Abstract

Genome size spans over a 300-fold range among vertebrates (132pg for Protopterus aethiopicus, the marbled lungfish, and 0.35pg for Tetraodon nigroviridis, the green spotted pufferfish). While phylogenetic analysis of genome size has helped clarify how this variation evolved in multiple tetrapod groups, the ancestral tetrapod condition still remains poorly characterized, and this obscures our understanding of character state polarity and macroevolutionary trends in genome size. To address this problem, we used phylogenetic comparative methods to analyze paleohistological data from eight taxa of the Middle and Late Paleozoic to the Early Mesozoic: Eusthenopteron, Ichthyostega, Acheloma, Eryops, Trimerorhachis, Wetlugasaurus, an unidentified dissorophoid, and Chroniosaurus.

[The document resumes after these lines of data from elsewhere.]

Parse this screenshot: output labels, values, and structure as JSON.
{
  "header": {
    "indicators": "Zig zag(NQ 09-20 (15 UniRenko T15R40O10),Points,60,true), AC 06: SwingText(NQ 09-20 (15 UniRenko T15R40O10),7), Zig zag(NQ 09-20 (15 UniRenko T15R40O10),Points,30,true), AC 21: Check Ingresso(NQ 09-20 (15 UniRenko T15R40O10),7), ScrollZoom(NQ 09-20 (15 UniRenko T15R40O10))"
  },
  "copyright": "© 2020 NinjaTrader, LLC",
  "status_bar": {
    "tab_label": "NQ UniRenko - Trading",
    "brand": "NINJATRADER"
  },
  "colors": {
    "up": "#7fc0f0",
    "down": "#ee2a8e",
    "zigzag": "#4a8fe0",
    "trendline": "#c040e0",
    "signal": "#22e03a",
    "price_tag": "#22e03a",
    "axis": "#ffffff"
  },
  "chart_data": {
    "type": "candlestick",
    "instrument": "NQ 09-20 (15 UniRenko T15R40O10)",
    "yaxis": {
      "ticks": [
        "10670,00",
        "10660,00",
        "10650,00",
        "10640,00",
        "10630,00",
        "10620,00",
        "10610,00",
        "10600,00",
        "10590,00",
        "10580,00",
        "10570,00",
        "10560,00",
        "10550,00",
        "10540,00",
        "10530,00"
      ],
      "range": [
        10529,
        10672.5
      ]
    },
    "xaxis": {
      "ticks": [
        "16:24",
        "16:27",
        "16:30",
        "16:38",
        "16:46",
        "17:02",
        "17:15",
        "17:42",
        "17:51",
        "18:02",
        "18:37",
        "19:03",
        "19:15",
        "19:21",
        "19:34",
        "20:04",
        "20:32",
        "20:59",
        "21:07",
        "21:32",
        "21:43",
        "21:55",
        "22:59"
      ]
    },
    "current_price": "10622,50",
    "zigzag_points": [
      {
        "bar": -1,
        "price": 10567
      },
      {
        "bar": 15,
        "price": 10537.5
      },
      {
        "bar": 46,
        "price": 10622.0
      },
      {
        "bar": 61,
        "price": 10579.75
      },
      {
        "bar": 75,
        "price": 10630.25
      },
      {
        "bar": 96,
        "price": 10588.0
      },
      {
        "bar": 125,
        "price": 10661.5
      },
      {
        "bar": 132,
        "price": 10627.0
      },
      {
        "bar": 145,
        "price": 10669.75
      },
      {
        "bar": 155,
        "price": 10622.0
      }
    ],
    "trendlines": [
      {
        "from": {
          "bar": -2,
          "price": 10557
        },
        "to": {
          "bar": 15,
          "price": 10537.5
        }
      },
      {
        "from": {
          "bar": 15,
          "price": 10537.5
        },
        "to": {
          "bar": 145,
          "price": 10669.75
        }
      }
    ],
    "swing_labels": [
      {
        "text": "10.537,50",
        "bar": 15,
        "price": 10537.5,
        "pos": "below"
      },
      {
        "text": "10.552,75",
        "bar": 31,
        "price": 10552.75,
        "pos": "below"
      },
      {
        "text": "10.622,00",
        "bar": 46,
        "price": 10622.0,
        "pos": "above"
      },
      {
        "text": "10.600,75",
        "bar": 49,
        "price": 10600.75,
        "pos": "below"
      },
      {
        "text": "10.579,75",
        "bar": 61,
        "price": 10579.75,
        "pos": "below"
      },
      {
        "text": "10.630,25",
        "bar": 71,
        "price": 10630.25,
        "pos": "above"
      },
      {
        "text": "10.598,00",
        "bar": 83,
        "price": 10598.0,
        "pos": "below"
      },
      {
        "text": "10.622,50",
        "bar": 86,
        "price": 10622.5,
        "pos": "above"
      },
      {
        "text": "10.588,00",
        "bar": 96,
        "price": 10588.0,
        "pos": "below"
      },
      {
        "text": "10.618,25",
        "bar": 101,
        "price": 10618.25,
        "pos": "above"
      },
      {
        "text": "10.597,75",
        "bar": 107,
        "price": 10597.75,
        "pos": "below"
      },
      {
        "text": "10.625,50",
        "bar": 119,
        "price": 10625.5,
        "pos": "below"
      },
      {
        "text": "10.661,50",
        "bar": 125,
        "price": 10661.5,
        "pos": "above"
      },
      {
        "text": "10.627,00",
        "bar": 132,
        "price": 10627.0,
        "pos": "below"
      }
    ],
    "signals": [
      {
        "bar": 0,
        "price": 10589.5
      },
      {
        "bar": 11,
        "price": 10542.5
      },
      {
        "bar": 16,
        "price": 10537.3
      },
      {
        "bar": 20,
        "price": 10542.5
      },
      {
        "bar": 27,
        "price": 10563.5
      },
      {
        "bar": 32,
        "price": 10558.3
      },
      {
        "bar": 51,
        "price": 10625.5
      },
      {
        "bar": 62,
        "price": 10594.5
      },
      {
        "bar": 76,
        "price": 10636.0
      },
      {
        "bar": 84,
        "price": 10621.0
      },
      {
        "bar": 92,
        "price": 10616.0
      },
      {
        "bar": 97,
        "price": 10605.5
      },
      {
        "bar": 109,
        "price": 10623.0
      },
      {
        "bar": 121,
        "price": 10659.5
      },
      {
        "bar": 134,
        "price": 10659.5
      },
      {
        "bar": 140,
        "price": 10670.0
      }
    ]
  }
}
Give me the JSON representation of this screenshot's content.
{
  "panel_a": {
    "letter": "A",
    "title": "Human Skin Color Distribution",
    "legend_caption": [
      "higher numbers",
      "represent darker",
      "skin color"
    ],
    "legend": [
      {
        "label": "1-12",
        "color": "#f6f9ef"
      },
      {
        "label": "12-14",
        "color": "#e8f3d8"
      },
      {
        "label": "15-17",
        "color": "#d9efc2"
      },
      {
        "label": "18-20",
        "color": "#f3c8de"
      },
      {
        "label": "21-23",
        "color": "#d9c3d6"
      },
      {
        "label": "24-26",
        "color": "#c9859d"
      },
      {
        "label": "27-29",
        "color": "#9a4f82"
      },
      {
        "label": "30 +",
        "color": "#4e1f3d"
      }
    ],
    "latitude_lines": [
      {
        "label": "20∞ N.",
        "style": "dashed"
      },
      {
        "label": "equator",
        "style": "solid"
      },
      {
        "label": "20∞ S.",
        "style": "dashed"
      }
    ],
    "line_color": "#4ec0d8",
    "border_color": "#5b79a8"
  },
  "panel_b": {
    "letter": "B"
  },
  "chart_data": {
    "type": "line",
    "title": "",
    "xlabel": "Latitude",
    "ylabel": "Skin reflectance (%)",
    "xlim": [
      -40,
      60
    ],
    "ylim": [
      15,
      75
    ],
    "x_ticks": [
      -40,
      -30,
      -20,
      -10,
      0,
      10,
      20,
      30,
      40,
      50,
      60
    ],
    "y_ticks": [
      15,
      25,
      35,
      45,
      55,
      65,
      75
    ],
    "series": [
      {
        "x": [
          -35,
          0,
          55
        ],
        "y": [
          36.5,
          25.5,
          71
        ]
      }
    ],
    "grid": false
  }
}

Five other extinct taxa were included from previous studies to better frame our results, including Marmorerpeton, Cardiocephalus, Diplocaulus, an unidentified basal sauropsid, and Mycterosaurus. We augmented a previously reported histological and genome size data set (including data from 14 lissamphibians, three testudines, Sphenodon, five squamates, two crocodilians, 11 birds, and 22 mammals) with genome size and histological data from extant Latimeria and three extant actinopterygians. Our results suggest that all eight of the newly analyzed extinct taxa had genome sizes ranging between 3.2 and 3.9pg. These results imply that basal tetrapods had genome sizes (and underlying genomic architectures) similar to extant mammals and lepidosaurs. We find no major shifts in genome size during the tetrapod water-to-land transition. Our analysis suggests that Eusthenopteron and Ichthyostega had genome sizes well within the range of extant actinopterygians and Latimeria, despite several whole-genome duplications in actinopterygians.